Spend Matters welcomes another guest post from NPI, a spend management consultancy, focused on delivering savings in the areas of IT, telecom and transportation.
Of all the industries that benefit from the advancement of business intelligence and analytics technologies, retail tops the list. And, I'm always interested to learn exactly how retailers are using these technologies. Like most consumers, I have pretty much accepted that my favorite retailers know me better than I know myself.
So, it's no surprise that I found the following revelation from Orbitz to be riveting. From Dana Mattioli at The Wall Street Journal:
Orbitz Worldwide Inc. has found that people who use Apple Inc.'s Mac computers spend as much as 30% more a night on hotels, so the online travel agency is starting to show them different, and sometimes costlier, travel options than Windows visitors see...The Orbitz effort, which is in its early stages, demonstrates how tracking people's online activities can use even seemingly innocuous information--in this case, the fact that customers are visiting Orbitz.com from a Mac--to start predicting their tastes and spending habits.
This is just one example of how retailers are using predictive customer analytics to boost revenue, and it's only a taste of what's to come. It also demonstrates why retailers will continue to spend aggressively in this area, and why vendors will be aggressively pursuing higher margins from new and existing client investments.

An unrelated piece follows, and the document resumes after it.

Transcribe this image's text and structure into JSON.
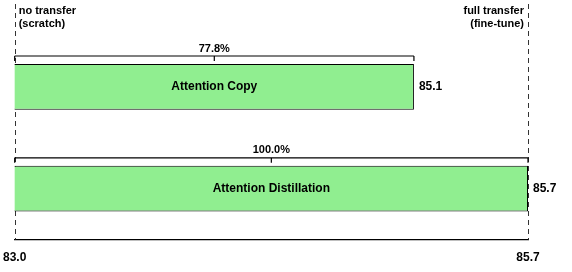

In short, the interest in BI/analytics is off the charts, and vendors know it.
Here are a few tips to consider as you plan for your next BI, customer, predictive or mobile/social analytics purchase:
- Position the purchase properly. Proper positioning will yield 15-20% savings right off the bat. Be clear on the business problem you're trying to solve and the metrics for success. Also, don't go with an incumbent vendor without an objective price evaluation and selection process with multiple vendors.
- Decouple pricing from ROI. Don't let vendors tie price to ROI. Aside from the fact that it has nothing to do with pricing, vendor ROI claims tend to be inflated.
- Beware of the bundle. Vendors will tease you with high discounts for bundled packages. Break down the services/products in the proposed bundle, see which offerings you actually need and compare costs.
- Identify implementation risks up front and decide how you're going to mitigate scope creep. Understand potential issues ahead of time and discuss with your vendor how you will get rid of or lessen these risks.
- Beware of fixed-fee implementation. Fixed fees are rarely "fixed." Ask your vendor to bid implementation costs on a time and materials basis to understand true cost-to-serve.
- Consider third-party implementation providers. These providers are often a better deal, especially those that have experience in retail.